Las cámaras de seguridad de los establecimientos de la zona y los testigos presenciales, tanto en la terraza como en las calles, permitieron concluir que el responsable del crimen se encontraba en el número 21 de la calle del Lazarillo de Tormes, muy próximo al lugar de los hechos. donde reside. En el allanamiento de la casa se intervinieron cuchillas como machetes y casquillos como los recogidos con las víctimas. El detenido se ha negado a testificar y no ha reconocido lo sucedido.
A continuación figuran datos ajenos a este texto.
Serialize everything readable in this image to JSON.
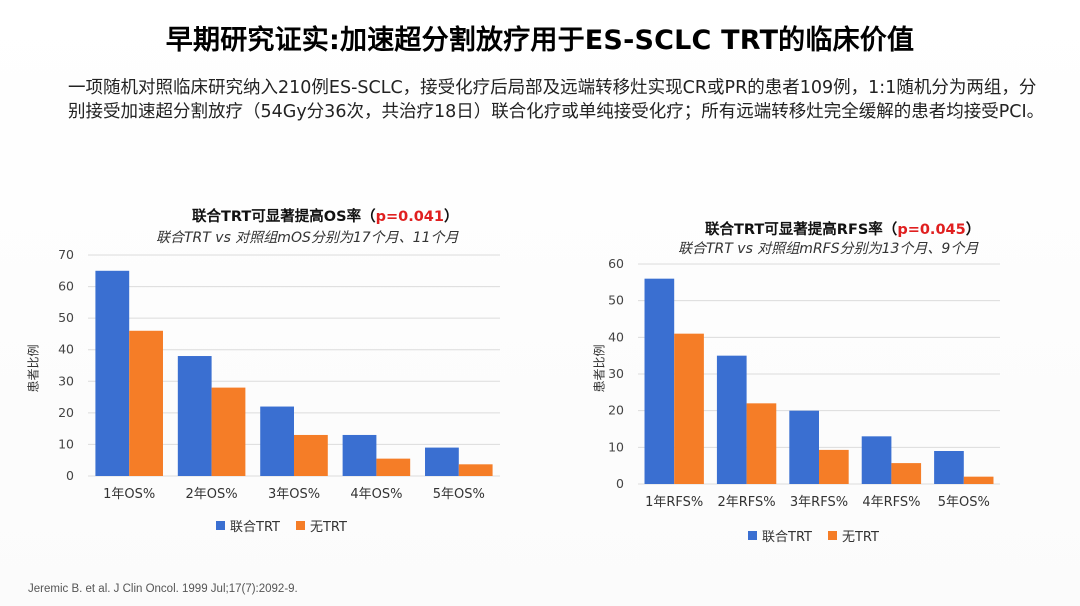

El subdelegado del gobierno explicó que, según las grabaciones, el agresor abandonó «con calma» el lugar donde disparó contra José María y Belén. A las pocas horas se le vio arrojando unos paquetes en un contenedor cercano a su casa: en el relleno sanitario un arma de fuego del mismo calibre que los casquillos hallados en la calle y en la casa de Emilio D. luego fue hallada en una bolsa, también. como la camisa que aparentemente llevaba, según testigos, esa noche.

El detenido no tiene antecedentes policiales más allá de una pelea hace una década. Tampoco estaba relacionado con las víctimas. Simplemente decidió disparar a matar poco después de ser ignorado en una terraza.